Allow me to educate Sarah, about how general practice functions in Europe and beyond, where GPs spend longer with patients, such as the 20-minute consultations that are common in Holland. Or where whole chunks of clinical care aren’t even done by GPs, such as in Spain, where all smears are done by gynacologists or Hungary and the Czech Republic, where all children are seen by paediatricians, and indeed in most of Europe, where patients see specialists freely, without any reference to their GP.

Or in Sweden where out-of-hours services start at 5pm, and where, between midnight and morning, there is no primary care, and patients instead attend A&E or call an ambulance. And in the whole of Europe, no nation operates targets or makes systematic data entry, nor measurement of practice performance of chronic diseases.

Let’s see what a UK GP does; where every single patient wanting to see a specialist must see their GP first, and where we, manage bulk of patient care, as well as the continuing transfer of work from hospitals.
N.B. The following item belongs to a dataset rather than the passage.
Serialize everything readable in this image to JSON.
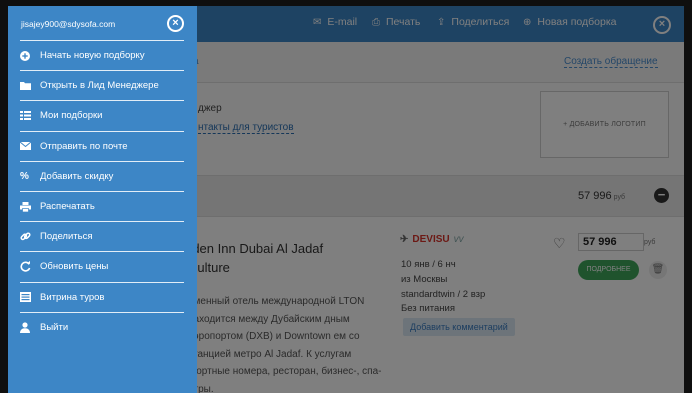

We comprehensively provide the entire spectrum of clinical care without exception, from baby checks to the elderly, managing chronic diseases such as diabetes, coronary heart disease, heart failure, epilepsy, even renal disease, which would be completely alien to the reality of GPs in other countries. Where this information is systematically recorded with registers and exemplary standards of care, via the quality and outcome framework, that has no international parallel.

And where we have superlative trust and satisfaction ratings that tower over journalists and politicians, and where patients see us as advocates, helping them through thick and thin, from stress at work to coping with grief, and where patients even resort to phoning us from A&E or a hospital bed, pleading with us to sort out their plight. And when the system fails anywhere, from an ambulance not turning up, to a hospital appointment cancelled, or a disability benefit that’s been refused, it’s us to whom they turn to pick up the pieces. And it’s the GPs’ door where the buck stops. And we’re paid just £70 per patient to do all this, a fixed amount for an unlimited number of consultations or visits per year, where in spite of this we prescribe more cost effectively.

Moreover, we do this with fewer GPs per head than most of Europe. I challenge Sarah Baxter to find a model anywhere in the world that can match the range, remit and responsibility that we take on and provide as British GPs. Our system of general practice offers an amazingly cost-effective service with a quality of care that is second to none. The GP bashing, which is now an almost daily feature from certain section of media and politicians needs stopping. This current animosity for GPs is so politically driven. They are so overworked and undervalued. Who would want to become a GP now?